Taking a step back, methylthio-2 pyridine distinguishes itself through several real-world advantages from my own field experience. Compared to basic pyridine or other sulfur sources, it packs reactivity and stability into the same compact frame. Its influence in streamlining synthesis is well documented in recent literature, and you’ll hear researchers citing its role in both start-to-finish routes and in late-stage functionalizations.
Ease of handling, moderate odor, and compatibility with standard solvents combine to make it accessible for routine and advanced procedures in both academic and manufacturing settings. The nod toward environmentally friendlier synthesis and simpler waste protocols reflects shifting priorities across the industry and signals a step toward smarter, safer choices in the lab. These are not just abstract principles—they show up in healthier workplaces and in cost savings over the lifetime of a research project.
For those starting out or seeking to sharpen their edge, confidence in sourcing and in long-term supply security remains crucial. Building connections with reliable suppliers, verifying quality through independent checks, and staying proactive about waste management goes far beyond compliance; it’s about building a culture of discipline and integrity in science. Across my years in the lab and classroom, methylthio-2 pyridine stands out as one of the quietly powerful options; it works hard behind the scenes to support both big discoveries and the daily routines of modern chemistry.

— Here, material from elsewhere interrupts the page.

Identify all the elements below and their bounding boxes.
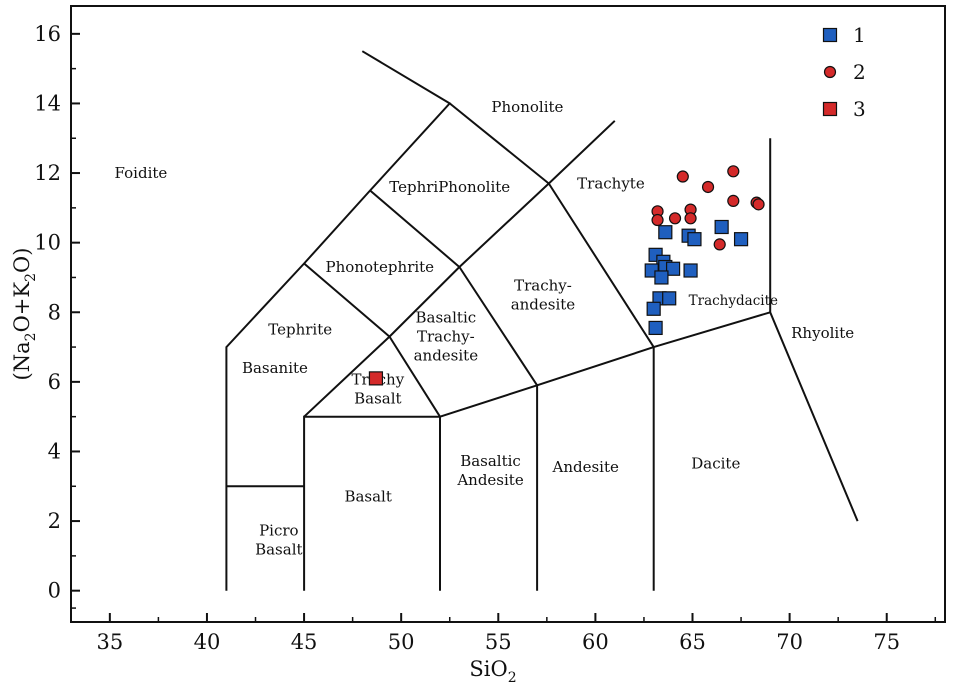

As research continues to get more global and fast-paced, materials like methylthio-2 pyridine help bridge gaps in both process design and final product performance. Users and decision-makers want tools that push them forward, whether launching a new drug project or improving a manufacturing workflow. This compound, with its unique combination of sulfur function and aromatic stability, gives that extra edge—so long as it’s sourced and handled with as much care as it’s used.
Looking ahead, greater collaboration and more open sharing of best practices will raise the standard for chemical sourcing, handling, and application. If the story of methylthio-2 pyridine teaches anything, it’s that careful selection and informed use of specialty reagents can redefine what’s possible, all without needing headline-grabbing fame. As chemists continue their search for both reliability and creative tools, this unassuming sulfur-bearing pyridine looks set to stay relevant for many years to come.